Avrupa Birliği'nde kalıp kalmamayı oylayacak.
AB'den çıkmak isteyenlerin bir numaralı malzemesi, Türkiye.
Propagandalarını, “Türkiye'den müthiş bir göç dalgası olacağı” üzerine oturtmuşlar.
Oysa…
İngiltere, ne ortak para birimini (Euro) kullanıyor, ne de “Schengen” bölgesi içinde.
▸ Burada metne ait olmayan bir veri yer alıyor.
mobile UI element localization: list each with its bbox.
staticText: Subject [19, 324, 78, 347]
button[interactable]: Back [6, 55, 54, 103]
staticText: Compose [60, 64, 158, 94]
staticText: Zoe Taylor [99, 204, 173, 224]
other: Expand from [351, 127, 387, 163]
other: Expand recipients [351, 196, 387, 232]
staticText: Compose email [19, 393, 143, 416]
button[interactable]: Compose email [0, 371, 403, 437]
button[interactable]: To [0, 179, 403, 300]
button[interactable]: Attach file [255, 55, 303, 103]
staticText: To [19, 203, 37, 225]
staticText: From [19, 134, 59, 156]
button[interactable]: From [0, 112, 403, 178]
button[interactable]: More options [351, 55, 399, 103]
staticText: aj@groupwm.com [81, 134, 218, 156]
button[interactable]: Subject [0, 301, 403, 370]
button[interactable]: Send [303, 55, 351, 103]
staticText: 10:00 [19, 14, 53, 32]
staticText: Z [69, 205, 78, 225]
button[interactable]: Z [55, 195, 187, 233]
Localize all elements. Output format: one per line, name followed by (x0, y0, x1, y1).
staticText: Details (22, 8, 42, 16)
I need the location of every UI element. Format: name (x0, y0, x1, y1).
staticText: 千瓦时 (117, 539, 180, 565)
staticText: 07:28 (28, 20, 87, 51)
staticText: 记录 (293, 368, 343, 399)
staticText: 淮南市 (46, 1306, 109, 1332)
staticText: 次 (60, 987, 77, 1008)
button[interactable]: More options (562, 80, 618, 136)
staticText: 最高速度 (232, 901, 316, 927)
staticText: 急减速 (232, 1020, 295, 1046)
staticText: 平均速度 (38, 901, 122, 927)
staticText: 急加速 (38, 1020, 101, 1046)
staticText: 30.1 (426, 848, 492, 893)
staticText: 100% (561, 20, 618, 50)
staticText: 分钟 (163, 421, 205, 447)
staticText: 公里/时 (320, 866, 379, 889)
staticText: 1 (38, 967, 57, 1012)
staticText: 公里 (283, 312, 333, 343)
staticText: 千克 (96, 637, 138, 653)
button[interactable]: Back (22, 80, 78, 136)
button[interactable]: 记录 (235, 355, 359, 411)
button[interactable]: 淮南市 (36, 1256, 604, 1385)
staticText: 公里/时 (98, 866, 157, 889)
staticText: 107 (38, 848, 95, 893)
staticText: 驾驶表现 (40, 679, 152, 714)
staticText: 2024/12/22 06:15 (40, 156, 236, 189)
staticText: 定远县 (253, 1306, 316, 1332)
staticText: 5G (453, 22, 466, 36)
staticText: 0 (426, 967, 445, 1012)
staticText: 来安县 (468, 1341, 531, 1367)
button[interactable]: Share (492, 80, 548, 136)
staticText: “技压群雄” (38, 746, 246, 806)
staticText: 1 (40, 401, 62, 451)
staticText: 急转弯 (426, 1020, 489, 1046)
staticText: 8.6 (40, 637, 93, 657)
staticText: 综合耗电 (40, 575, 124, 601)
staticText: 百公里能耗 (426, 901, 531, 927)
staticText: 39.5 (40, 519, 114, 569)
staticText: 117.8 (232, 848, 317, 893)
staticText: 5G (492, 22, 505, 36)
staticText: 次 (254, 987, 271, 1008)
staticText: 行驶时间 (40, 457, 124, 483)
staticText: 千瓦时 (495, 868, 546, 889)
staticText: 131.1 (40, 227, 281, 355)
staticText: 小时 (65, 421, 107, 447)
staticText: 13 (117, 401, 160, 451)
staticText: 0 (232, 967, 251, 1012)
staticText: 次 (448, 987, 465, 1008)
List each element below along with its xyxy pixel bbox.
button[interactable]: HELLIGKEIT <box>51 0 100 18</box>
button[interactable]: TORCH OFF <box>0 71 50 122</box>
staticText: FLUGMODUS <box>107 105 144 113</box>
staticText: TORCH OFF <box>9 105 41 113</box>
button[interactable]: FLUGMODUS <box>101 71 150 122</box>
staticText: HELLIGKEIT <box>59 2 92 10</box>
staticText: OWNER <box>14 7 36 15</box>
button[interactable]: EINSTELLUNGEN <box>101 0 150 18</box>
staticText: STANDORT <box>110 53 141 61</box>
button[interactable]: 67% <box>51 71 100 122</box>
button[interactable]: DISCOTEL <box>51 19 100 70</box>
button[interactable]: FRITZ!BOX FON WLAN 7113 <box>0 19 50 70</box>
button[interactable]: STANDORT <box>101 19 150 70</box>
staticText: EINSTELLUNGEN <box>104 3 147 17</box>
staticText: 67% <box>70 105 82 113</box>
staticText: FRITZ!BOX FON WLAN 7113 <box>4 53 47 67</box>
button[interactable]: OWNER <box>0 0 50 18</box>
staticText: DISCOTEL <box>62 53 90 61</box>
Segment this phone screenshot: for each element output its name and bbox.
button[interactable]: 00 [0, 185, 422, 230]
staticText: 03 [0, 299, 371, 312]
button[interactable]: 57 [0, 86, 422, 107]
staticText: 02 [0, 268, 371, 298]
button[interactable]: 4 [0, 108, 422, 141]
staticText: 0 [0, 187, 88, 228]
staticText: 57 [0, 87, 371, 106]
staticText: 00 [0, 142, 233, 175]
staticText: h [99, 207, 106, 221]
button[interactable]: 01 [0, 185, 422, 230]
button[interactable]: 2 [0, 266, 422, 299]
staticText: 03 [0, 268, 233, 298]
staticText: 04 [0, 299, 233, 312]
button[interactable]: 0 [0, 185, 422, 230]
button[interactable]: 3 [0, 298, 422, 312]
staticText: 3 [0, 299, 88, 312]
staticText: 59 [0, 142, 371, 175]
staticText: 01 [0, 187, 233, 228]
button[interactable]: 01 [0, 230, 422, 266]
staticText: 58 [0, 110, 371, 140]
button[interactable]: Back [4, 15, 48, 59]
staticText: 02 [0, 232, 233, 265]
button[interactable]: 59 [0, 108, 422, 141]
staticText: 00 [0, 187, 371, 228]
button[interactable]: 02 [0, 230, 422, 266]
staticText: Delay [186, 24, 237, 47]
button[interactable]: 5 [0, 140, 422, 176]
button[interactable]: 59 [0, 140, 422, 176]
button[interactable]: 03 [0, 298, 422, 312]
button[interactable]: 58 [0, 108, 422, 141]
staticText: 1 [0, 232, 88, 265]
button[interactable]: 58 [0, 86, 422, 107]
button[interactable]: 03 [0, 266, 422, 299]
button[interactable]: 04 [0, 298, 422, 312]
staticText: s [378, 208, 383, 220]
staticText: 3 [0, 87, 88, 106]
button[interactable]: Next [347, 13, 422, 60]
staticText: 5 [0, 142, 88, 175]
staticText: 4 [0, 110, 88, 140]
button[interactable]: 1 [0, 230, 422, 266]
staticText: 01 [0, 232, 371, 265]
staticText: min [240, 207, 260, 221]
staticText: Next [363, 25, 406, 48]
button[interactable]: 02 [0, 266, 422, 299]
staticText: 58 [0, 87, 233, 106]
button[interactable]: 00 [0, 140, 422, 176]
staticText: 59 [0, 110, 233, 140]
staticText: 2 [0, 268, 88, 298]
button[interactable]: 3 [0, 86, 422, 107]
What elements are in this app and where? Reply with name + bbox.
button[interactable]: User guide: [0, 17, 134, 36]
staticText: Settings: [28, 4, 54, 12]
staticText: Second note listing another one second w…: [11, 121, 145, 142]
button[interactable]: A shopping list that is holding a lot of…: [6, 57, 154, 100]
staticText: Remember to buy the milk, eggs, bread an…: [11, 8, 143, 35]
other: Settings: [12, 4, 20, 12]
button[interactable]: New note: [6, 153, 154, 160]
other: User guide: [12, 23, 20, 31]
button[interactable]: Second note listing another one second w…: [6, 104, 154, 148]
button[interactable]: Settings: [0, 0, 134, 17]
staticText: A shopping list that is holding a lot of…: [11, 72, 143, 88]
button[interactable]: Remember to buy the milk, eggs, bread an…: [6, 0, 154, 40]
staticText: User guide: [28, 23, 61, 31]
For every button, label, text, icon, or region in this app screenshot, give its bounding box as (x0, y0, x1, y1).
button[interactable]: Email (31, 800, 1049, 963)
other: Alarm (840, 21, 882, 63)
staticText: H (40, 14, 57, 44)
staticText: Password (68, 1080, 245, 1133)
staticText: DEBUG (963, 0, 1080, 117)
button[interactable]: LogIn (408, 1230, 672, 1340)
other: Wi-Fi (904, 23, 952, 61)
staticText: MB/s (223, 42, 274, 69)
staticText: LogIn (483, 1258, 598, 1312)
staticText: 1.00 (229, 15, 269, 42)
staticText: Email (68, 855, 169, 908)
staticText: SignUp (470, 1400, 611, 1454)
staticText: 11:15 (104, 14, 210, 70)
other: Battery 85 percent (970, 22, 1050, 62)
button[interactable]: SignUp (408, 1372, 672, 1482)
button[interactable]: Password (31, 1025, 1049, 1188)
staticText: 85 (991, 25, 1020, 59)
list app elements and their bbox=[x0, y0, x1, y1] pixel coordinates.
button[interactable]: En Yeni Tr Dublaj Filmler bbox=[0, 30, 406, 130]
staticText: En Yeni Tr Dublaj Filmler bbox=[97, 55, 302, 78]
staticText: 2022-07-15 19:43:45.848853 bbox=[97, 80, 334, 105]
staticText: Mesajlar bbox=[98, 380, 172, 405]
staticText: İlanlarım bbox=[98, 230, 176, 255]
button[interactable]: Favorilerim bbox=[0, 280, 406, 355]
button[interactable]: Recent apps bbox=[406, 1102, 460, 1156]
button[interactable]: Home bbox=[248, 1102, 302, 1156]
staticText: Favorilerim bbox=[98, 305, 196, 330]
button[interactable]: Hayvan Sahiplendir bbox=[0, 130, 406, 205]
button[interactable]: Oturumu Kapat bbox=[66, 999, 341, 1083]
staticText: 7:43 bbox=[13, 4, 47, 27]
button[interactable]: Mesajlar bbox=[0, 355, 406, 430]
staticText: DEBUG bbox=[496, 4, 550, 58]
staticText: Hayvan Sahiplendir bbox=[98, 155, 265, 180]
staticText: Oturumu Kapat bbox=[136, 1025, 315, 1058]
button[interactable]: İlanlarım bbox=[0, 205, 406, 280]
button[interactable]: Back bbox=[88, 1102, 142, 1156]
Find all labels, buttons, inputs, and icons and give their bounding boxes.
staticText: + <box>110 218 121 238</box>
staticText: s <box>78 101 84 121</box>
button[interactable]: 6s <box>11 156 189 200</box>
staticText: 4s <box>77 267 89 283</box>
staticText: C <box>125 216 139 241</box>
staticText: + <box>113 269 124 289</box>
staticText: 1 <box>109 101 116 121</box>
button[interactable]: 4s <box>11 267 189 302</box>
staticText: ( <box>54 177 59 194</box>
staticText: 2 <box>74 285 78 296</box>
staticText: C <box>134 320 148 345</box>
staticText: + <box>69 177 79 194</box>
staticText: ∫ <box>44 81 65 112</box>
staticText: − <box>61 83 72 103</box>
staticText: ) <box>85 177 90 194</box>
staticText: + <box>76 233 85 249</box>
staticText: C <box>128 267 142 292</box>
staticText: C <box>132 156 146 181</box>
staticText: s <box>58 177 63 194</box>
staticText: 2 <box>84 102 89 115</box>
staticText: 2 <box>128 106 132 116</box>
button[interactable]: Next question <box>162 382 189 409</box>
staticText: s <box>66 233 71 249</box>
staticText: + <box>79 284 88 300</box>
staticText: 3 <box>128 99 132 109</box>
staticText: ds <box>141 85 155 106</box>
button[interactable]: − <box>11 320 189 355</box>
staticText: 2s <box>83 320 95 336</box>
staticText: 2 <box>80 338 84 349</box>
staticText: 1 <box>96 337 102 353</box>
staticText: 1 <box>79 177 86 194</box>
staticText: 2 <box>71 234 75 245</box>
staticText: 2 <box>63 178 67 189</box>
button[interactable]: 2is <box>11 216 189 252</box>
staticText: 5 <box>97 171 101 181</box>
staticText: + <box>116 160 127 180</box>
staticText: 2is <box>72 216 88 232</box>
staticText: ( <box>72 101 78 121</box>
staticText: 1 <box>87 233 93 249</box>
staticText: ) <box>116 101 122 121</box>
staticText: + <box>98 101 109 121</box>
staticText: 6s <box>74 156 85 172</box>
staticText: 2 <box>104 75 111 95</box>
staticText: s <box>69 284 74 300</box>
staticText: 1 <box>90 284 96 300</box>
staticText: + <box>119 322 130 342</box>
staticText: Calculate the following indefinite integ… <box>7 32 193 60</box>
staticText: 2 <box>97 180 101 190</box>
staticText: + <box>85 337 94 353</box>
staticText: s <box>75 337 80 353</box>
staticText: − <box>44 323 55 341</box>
Başbakan David Cameron, “Türkiye'nin 3000 yılına kadar AB'ye giremeyeceğini” söyledi, geçenlerde.
Halbuki, aynı Cameron…
2010'daki Ankara ziyaretinde, “Türkiye'nin AB üyeliğini hararetle desteklediğini ve en güçlü savunucusu olduğunu” belirtmişti.
**
Durumumuz budur.
Müthiş bir geriye gidiş var.
İngiltere, hayallerimizi bin yıl öteye fırlatıp atmış olabilir.
Başta açık bıraktım, öyle bitireyim:
Bir gün, pasaportumuzu gururla taşıyacağımıza ve pek çok ülkeye vizesiz gireceğimize inancım sürüyor.
Olan bitenin bizi gerilettiğini değil…
Bilakis süreci hızlandırdığını düşünüyorum.